Il gruppo si rivedrà dopodomani, venerdì, per chiudere sui nomi, ma intanto qualche indiscrezione sulla discussione è già venuta fuori. Ciò che sembra essere venuta anche fuori è una strategia ben precisa, cioè una linea da seguire nella scelta, dettata da Salvini che in questo modo conferma di fatto la leadership che qualcuno aveva recentemente considerato insidiata. Essa nasce, in sostanza, da un’analisi attenta del voto nelle Regioni, ove si è capito che i politici di apparato, quelli che pur giovani una loro gavetta politica l’avevano comunque fatta (mi riferisco in particolare a Lucia Bergonzoni e Susanna Ceccardi) hanno la forza per ottenere un buon risultato ma non per vincere. Così come ottengono risultati deludenti rispetto alle attese candidati che sanno di “vecchio”, cioè appartenenti a un’altra stagione politica (è stato il caso il 20 settembre di Stefano Caldoro e Raffaele Fitto).

Preso atto di questi elementi, il centrodestra sembra adesso voler imboccare la strada del nome scelto nella “società civile”, cioè di un professionista o un tecnico la cui candidatura abbia anche una forte valenza simbolica. È in quest’ottica che il Cavaliere ha gettato sul tavolo il nome di Guido Bertolaso per Roma: sicuramente una personalità, che però allo stato attuale non sembra convincere né Salvini né la Meloni in quanto appartenente comunque a una stagione passata. D’altronde, anche questo insistere del Cavaliere sui “suoi” vecchi nomi, mostra forse plasticamente il ripiegarsi di Forza Italia, il definitivo esaurimento della sua spinta propulsiva. Se così fosse, risulta ancora più evidente la bontà della linea di apertura al centro che sembra maturare nella Lega e che è stata enunciata con chiarezza dallo stesso segretario in una recente intervista al Corriere della sera.

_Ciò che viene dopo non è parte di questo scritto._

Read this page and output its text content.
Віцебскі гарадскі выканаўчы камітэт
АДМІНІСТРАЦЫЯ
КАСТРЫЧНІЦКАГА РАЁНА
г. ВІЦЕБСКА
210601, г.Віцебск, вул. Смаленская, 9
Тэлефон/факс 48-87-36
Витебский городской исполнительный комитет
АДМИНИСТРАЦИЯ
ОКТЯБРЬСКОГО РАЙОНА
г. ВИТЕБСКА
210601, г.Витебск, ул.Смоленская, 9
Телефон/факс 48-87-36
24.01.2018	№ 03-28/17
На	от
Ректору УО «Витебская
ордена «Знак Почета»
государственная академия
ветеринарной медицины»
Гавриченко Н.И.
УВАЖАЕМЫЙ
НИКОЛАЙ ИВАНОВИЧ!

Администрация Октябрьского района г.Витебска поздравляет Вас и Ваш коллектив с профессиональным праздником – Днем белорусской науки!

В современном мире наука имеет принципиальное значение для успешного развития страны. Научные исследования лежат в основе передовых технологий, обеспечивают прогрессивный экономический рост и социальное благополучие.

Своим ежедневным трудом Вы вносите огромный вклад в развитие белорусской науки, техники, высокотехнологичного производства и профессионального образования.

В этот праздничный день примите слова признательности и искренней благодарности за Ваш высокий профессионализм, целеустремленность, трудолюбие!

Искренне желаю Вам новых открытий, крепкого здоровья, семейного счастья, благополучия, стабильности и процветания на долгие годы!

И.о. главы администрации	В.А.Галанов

Si tratta, in sostanza, di coprire un’area rappresentativa di un blocco sociale fatto di borghesia produttiva e non assistita, e di grandi professionisti, (diciamola tutta: gente che vuole essere messa in condizione di poter lavorare e non propensa a scendere troppo in piazza) che il partito di Berlusconi ha finora ben rappresentato. Per Milano i nomi che si sono fatti ieri sono quelli dell’ingegner Ferruccio Resta, rettore del Politecnico e presidente della Crui; di Sergio Dompé, grande industriale del farmaco; di Letizia  Moratti (che sarebbe sì una donna del passato ma è anche una valente imprenditrice).

Il nome che comunque sembra più gettonato è quello di Filippo Veronesi, figlio del grande Umberto e oncologo anche lui. Altri nomi, a conferma che la linea emersa è chiara: l’imprenditore ed ex presidente di Confindustria Antonio D’amato e (leggermente favorito) il giudice Catello Maresca a Napoli; l’imprenditore del food (vino e pasta) Paolo Damilano a Torino; il direttore della locale e potente Confcommercio Giancarlo Tonelli a Bologna.

Sono nomi vincenti, se ben supportati e accompagnati anche mediaticamente, ma che segnalano un problema serio per la destra (e in genere per la politica italiana attuale): la non spendibilità dei nomi di partito, causa l’assoluta mancanza di una struttura di “classe dirigente” interna. Forse è da qui, che a destra e non solo, bisognerà ripartire per rimettere su questo nostro Belpaese.